Thankyou for your honest question.

All of us experience doubt to one degree or another. Ever since Adam and Eve in the Garden of Eden, the evil one has planted doubts in our heads as to the goodness and trustworthiness of God: “Did God really say…” (Genesis 3:1). Even those who directly saw the resurrected Christ doubted: “When they saw him, they worshipped him; but some doubted. (Matthew 28:17).

However, doubt is not unbelief. Doubt is a state of mind in suspension between faith and unbelief. Due to the ongoing presence and power of sin in the Christian life, which is a reality until the day we die or the Lord returns, none of us will have perfect, 100% trusting faith. Doubt will continue to be constant struggle. It is a part of our fallen nature that does not trust God with all our being. But having doubts does not mean we are not Christian. The opposite of faith is unbelief, not doubt.

Yet doubt will lead to unbelief if it is not dealt with properly. There are two errors we must avoid when it comes to doubt. The first is to be too soft on doubt. That is, to think that doubt doesn’t matter, making it a trivial matter. This does not seem to be your problem. The fact that you are taking your doubt seriously indicates to me that you take your faith seriously. To overcome doubt (which will not be 100% possible in this lifetime) we must pray and cry out to God to help our doubt, go back to the bible and search for the answers to our doubt and to ask him to strengthen our faith in his Word. God is the one who gives us faith.

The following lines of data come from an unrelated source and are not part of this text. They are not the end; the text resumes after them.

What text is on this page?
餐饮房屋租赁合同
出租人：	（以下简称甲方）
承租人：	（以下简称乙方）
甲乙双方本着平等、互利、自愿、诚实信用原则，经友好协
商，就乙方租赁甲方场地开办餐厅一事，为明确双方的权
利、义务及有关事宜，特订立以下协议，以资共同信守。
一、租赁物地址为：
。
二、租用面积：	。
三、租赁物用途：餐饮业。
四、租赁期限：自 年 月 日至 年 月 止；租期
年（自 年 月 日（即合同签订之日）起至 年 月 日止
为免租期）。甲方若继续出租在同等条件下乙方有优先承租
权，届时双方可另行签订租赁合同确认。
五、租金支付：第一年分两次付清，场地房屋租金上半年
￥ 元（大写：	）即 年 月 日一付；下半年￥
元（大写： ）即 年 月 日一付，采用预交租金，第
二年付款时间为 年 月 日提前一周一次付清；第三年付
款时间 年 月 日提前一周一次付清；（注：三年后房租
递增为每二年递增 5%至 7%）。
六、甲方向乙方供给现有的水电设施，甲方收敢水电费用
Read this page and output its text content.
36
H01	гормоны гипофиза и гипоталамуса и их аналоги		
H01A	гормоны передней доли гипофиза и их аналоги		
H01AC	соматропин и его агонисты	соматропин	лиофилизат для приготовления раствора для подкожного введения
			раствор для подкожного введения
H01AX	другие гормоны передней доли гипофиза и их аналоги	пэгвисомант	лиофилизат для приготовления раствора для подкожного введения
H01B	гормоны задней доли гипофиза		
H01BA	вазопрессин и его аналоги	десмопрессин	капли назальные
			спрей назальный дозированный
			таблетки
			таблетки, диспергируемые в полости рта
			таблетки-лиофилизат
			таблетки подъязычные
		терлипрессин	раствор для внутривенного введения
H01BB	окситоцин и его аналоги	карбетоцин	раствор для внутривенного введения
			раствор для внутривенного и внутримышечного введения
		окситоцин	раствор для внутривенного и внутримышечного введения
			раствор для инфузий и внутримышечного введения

The second error is to be too hard on doubt. The claim that “a true believer never doubts” is false. To insist that only doubt-free faith can be counted as genuine-faith is to misunderstand sin. Doubt is not the opposite of faith, unbelief is. Doubt does not necessarily or automatically mean the absence of faith. What destroys faith is the disobedience that hardens into unbelief.

Coincidentally, I am a doctor, and have spent years studying anatomy. It is quite possible to drive nails through the hand or the wrist without breaking a bone. But you don’t need my authority to tell you that. The Scriptures say so and they are trustworthy.